If I wished I were There, then I wouldn’t be Here. There, where it is beautiful and the weather is fine and the air is good. Here. To realize Here is to sit in a steam room and take a deep breath. With lungfuls of steam instead of air, my mind tells fairy tales about not being able to breathe and I want to run to where the air is good. I make myself sit Here and try to convince myself there is enough air to breathe Here. I let it envelope me, the steam, the heat, the moisture, the panic and it is unbearable because I am finally sitting with myself, the Me of Here, Today.

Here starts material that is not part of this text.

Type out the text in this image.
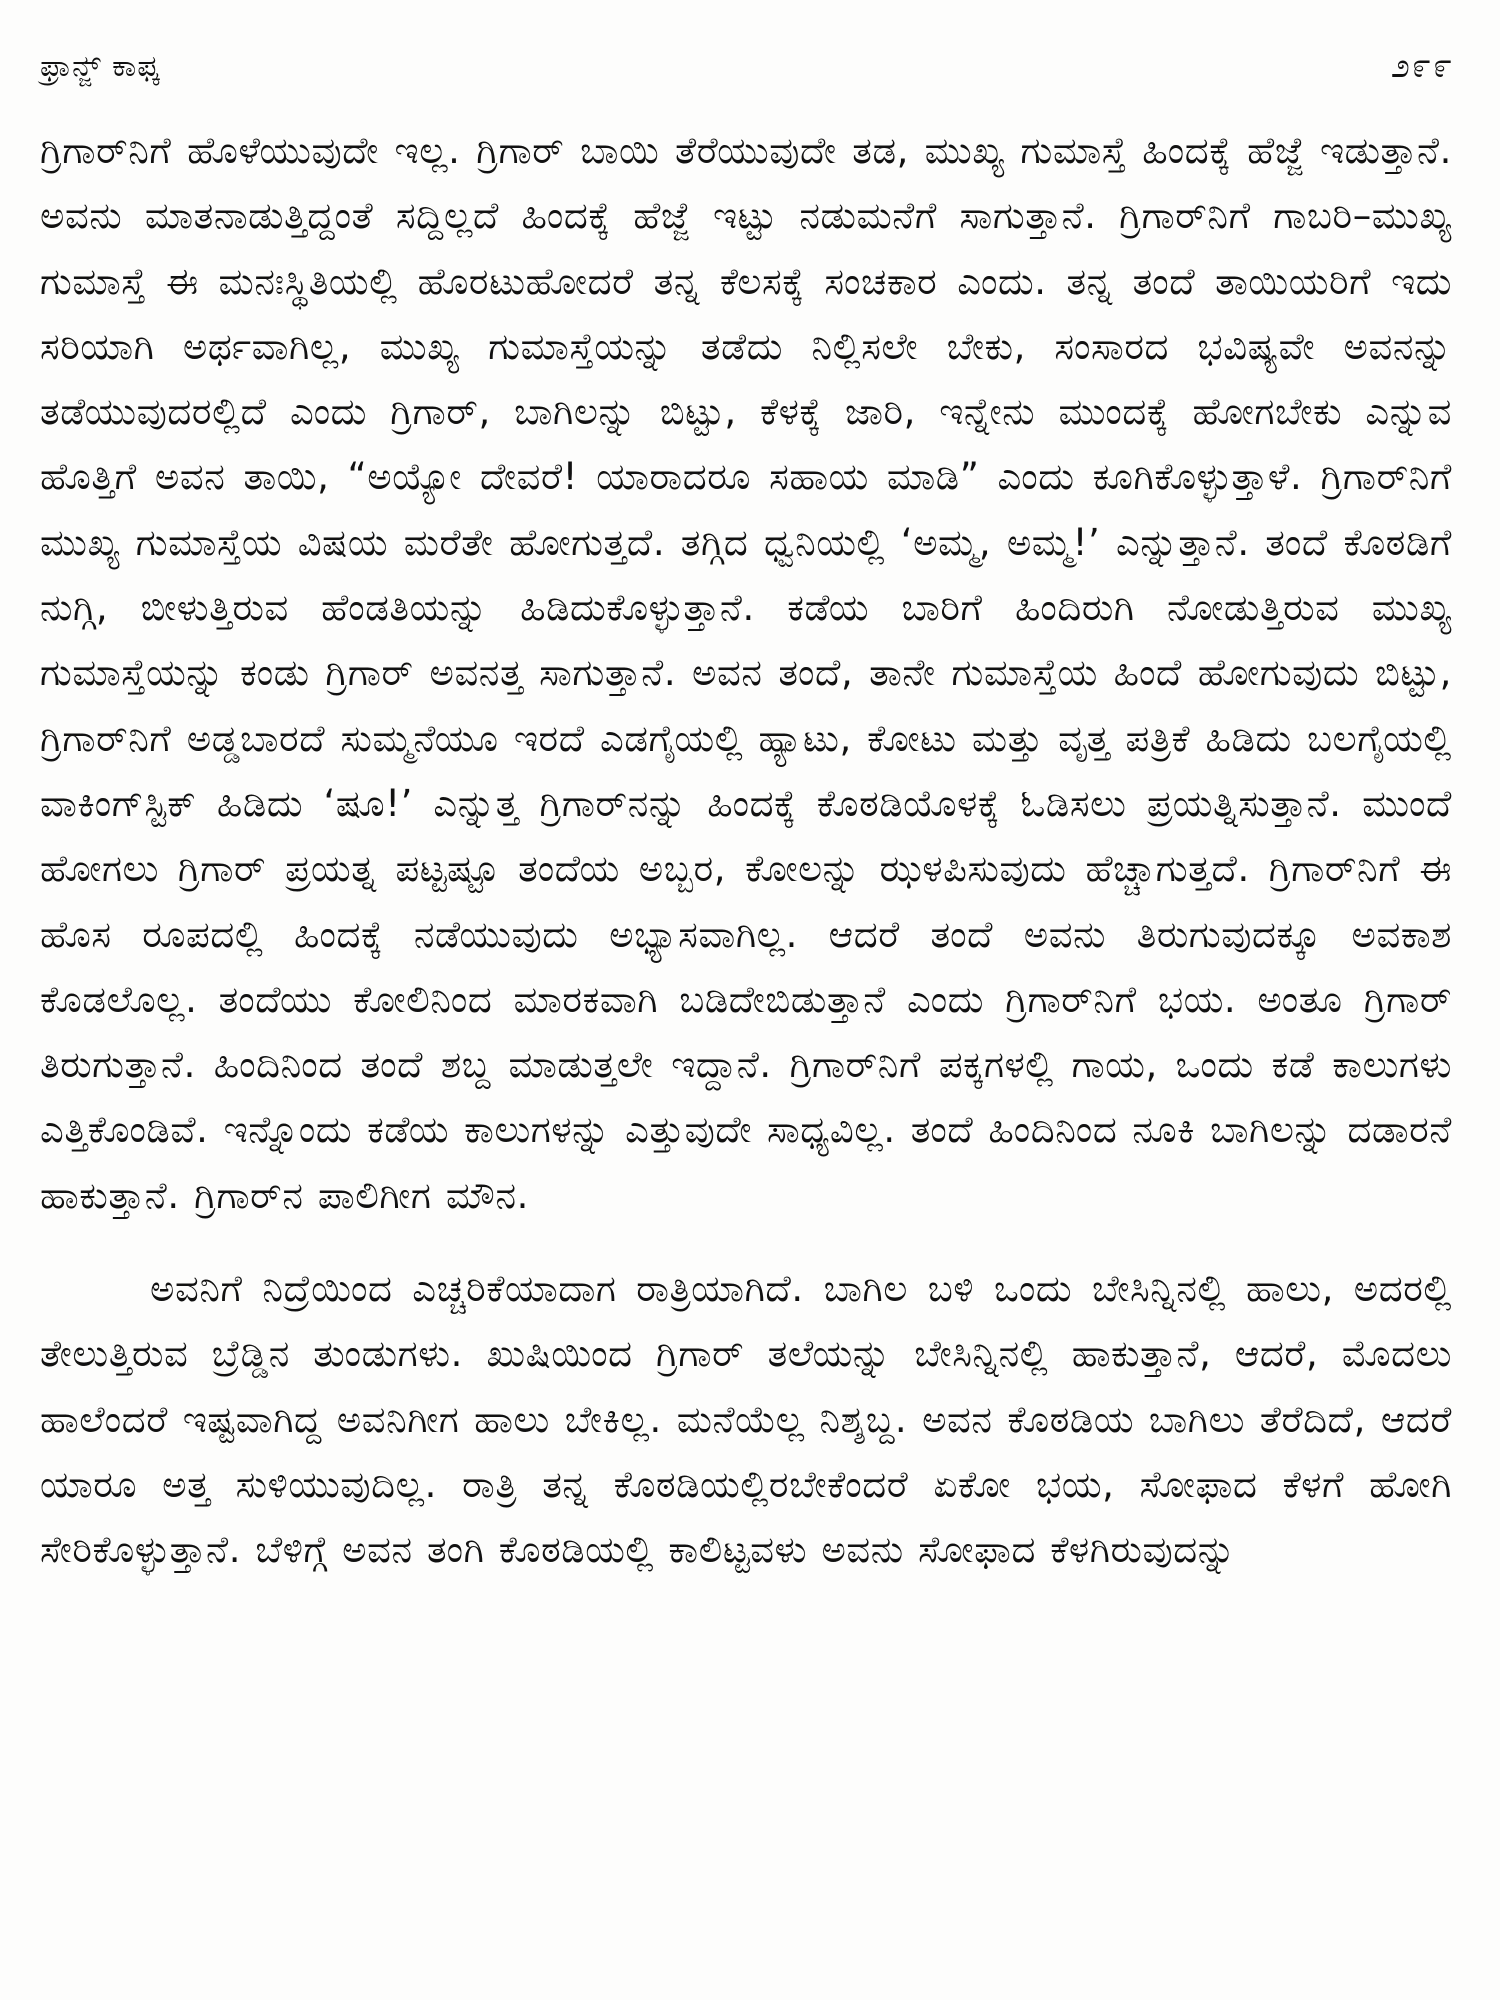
ಫ್ರಾನ್ಜ್ ಕಾಫ್ಕ	೨೯೯

ಗ್ರಿಗಾರ್‌ನಿಗೆ ಹೊಳೆಯುವುದೇ ಇಲ್ಲ. ಗ್ರಿಗಾರ್ ಬಾಯಿ ತೆರೆಯುವುದೇ ತಡ, ಮುಖ್ಯ ಗುಮಾಸ್ತೆ ಹಿಂದಕ್ಕೆ ಹೆಜ್ಜೆ ಇಡುತ್ತಾನೆ. ಅವನು ಮಾತನಾಡುತ್ತಿದ್ದಂತೆ ಸದ್ದಿಲ್ಲದೆ ಹಿಂದಕ್ಕೆ ಹೆಜ್ಜೆ ಇಟ್ಟು ನಡುಮನೆಗೆ ಸಾಗುತ್ತಾನೆ. ಗ್ರಿಗಾರ್‌ನಿಗೆ ಗಾಬರಿ–ಮುಖ್ಯ ಗುಮಾಸ್ತೆ ಈ ಮನಃಸ್ಥಿತಿಯಲ್ಲಿ ಹೊರಟುಹೋದರೆ ತನ್ನ ಕೆಲಸಕ್ಕೆ ಸಂಚಕಾರ ಎಂದು. ತನ್ನ ತಂದೆ ತಾಯಿಯರಿಗೆ ಇದು ಸರಿಯಾಗಿ ಅರ್ಥವಾಗಿಲ್ಲ, ಮುಖ್ಯ ಗುಮಾಸ್ತೆಯನ್ನು ತಡೆದು ನಿಲ್ಲಿಸಲೇ ಬೇಕು, ಸಂಸಾರದ ಭವಿಷ್ಯವೇ ಅವನನ್ನು ತಡೆಯುವುದರಲ್ಲಿದೆ ಎಂದು ಗ್ರಿಗಾರ್, ಬಾಗಿಲನ್ನು ಬಿಟ್ಟು, ಕೆಳಕ್ಕೆ ಜಾರಿ, ಇನ್ನೇನು ಮುಂದಕ್ಕೆ ಹೋಗಬೇಕು ಎನ್ನುವ ಹೊತ್ತಿಗೆ ಅವನ ತಾಯಿ, “ಅಯ್ಯೋ ದೇವರೆ! ಯಾರಾದರೂ ಸಹಾಯ ಮಾಡಿ” ಎಂದು ಕೂಗಿಕೊಳ್ಳುತ್ತಾಳೆ. ಗ್ರಿಗಾರ್‌ನಿಗೆ ಮುಖ್ಯ ಗುಮಾಸ್ತೆಯ ವಿಷಯ ಮರೆತೇ ಹೋಗುತ್ತದೆ. ತಗ್ಗಿದ ಧ್ವನಿಯಲ್ಲಿ ‘ಅಮ್ಮ, ಅಮ್ಮ!’ ಎನ್ನುತ್ತಾನೆ. ತಂದೆ ಕೊಠಡಿಗೆ ನುಗ್ಗಿ, ಬೀಳುತ್ತಿರುವ ಹೆಂಡತಿಯನ್ನು ಹಿಡಿದುಕೊಳ್ಳುತ್ತಾನೆ. ಕಡೆಯ ಬಾರಿಗೆ ಹಿಂದಿರುಗಿ ನೋಡುತ್ತಿರುವ ಮುಖ್ಯ ಗುಮಾಸ್ತೆಯನ್ನು ಕಂಡು ಗ್ರಿಗಾರ್ ಅವನತ್ತ ಸಾಗುತ್ತಾನೆ. ಅವನ ತಂದೆ, ತಾನೇ ಗುಮಾಸ್ತೆಯ ಹಿಂದೆ ಹೋಗುವುದು ಬಿಟ್ಟು, ಗ್ರಿಗಾರ್‌ನಿಗೆ ಅಡ್ಡಬಾರದೆ ಸುಮ್ಮನೆಯೂ ಇರದೆ ಎಡಗೈಯಲ್ಲಿ ಹ್ಯಾಟು, ಕೋಟು ಮತ್ತು ವೃತ್ತ ಪತ್ರಿಕೆ ಹಿಡಿದು ಬಲಗೈಯಲ್ಲಿ ವಾಕಿಂಗ್‌ಸ್ಟಿಕ್ ಹಿಡಿದು ‘ಷೂ!’ ಎನ್ನುತ್ತ ಗ್ರಿಗಾರ್‌ನನ್ನು ಹಿಂದಕ್ಕೆ ಕೊಠಡಿಯೊಳಕ್ಕೆ ಓಡಿಸಲು ಪ್ರಯತ್ನಿಸುತ್ತಾನೆ. ಮುಂದೆ ಹೋಗಲು ಗ್ರಿಗಾರ್ ಪ್ರಯತ್ನ ಪಟ್ಟಷ್ಟೂ ತಂದೆಯ ಅಬ್ಬರ, ಕೋಲನ್ನು ಝಳಪಿಸುವುದು ಹೆಚ್ಚಾಗುತ್ತದೆ. ಗ್ರಿಗಾರ್‌ನಿಗೆ ಈ ಹೊಸ ರೂಪದಲ್ಲಿ ಹಿಂದಕ್ಕೆ ನಡೆಯುವುದು ಅಭ್ಯಾಸವಾಗಿಲ್ಲ. ಆದರೆ ತಂದೆ ಅವನು ತಿರುಗುವುದಕ್ಕೂ ಅವಕಾಶ ಕೊಡಲೊಲ್ಲ. ತಂದೆಯು ಕೋಲಿನಿಂದ ಮಾರಕವಾಗಿ ಬಡಿದೇಬಿಡುತ್ತಾನೆ ಎಂದು ಗ್ರಿಗಾರ್‌ನಿಗೆ ಭಯ. ಅಂತೂ ಗ್ರಿಗಾರ್ ತಿರುಗುತ್ತಾನೆ. ಹಿಂದಿನಿಂದ ತಂದೆ ಶಬ್ದ ಮಾಡುತ್ತಲೇ ಇದ್ದಾನೆ. ಗ್ರಿಗಾರ್‌ನಿಗೆ ಪಕ್ಕಗಳಲ್ಲಿ ಗಾಯ, ಒಂದು ಕಡೆ ಕಾಲುಗಳು ಎತ್ತಿಕೊಂಡಿವೆ. ಇನ್ನೊಂದು ಕಡೆಯ ಕಾಲುಗಳನ್ನು ಎತ್ತುವುದೇ ಸಾಧ್ಯವಿಲ್ಲ. ತಂದೆ ಹಿಂದಿನಿಂದ ನೂಕಿ ಬಾಗಿಲನ್ನು ದಡಾರನೆ ಹಾಕುತ್ತಾನೆ. ಗ್ರಿಗಾರ್‌ನ ಪಾಲಿಗೀಗ ಮೌನ.

ಅವನಿಗೆ ನಿದ್ರೆಯಿಂದ ಎಚ್ಚರಿಕೆಯಾದಾಗ ರಾತ್ರಿಯಾಗಿದೆ. ಬಾಗಿಲ ಬಳಿ ಒಂದು ಬೇಸಿನ್ನಿನಲ್ಲಿ ಹಾಲು, ಅದರಲ್ಲಿ ತೇಲುತ್ತಿರುವ ಬ್ರೆಡ್ಡಿನ ತುಂಡುಗಳು. ಖುಷಿಯಿಂದ ಗ್ರಿಗಾರ್ ತಲೆಯನ್ನು ಬೇಸಿನ್ನಿನಲ್ಲಿ ಹಾಕುತ್ತಾನೆ, ಆದರೆ, ಮೊದಲು ಹಾಲೆಂದರೆ ಇಷ್ಟವಾಗಿದ್ದ ಅವನಿಗೀಗ ಹಾಲು ಬೇಕಿಲ್ಲ. ಮನೆಯೆಲ್ಲ ನಿಶ್ಶಬ್ದ. ಅವನ ಕೊಠಡಿಯ ಬಾಗಿಲು ತೆರೆದಿದೆ, ಆದರೆ ಯಾರೂ ಅತ್ತ ಸುಳಿಯುವುದಿಲ್ಲ. ರಾತ್ರಿ ತನ್ನ ಕೊಠಡಿಯಲ್ಲಿರಬೇಕೆಂದರೆ ಏಕೋ ಭಯ, ಸೋಫಾದ ಕೆಳಗೆ ಹೋಗಿ ಸೇರಿಕೊಳ್ಳುತ್ತಾನೆ. ಬೆಳಿಗ್ಗೆ ಅವನ ತಂಗಿ ಕೊಠಡಿಯಲ್ಲಿ ಕಾಲಿಟ್ಟವಳು ಅವನು ಸೋಫಾದ ಕೆಳಗಿರುವುದನ್ನು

If I were There, then I wouldn’t have to be the Me that is Here. I could be the Me that I’ve always wanted, dreamed, hoped, because you can always make that true when the time is not Now. But I am Here and it is Now and I can barely stand another moment of lungs full of hot steam and I panic because I am finally facing who I Am. I am not as wonderful as the Me that is There and that now-told-lie makes me gasp and I can barely hold on to Here. I tell myself to breathe, small, shallow breaths and I concentrate and my mind goes quiet and takes Panic with him.
I am not as bad as the Me that thought I should be There. The steam becomes so thick that everything else disappears, but I am breathing and I am Here. So, I am Here and not There and if I can learn to breathe when there is almost no air, then I can be Here. I let it envelope me, the steam, the heat, the moisture and it finally feels relaxing.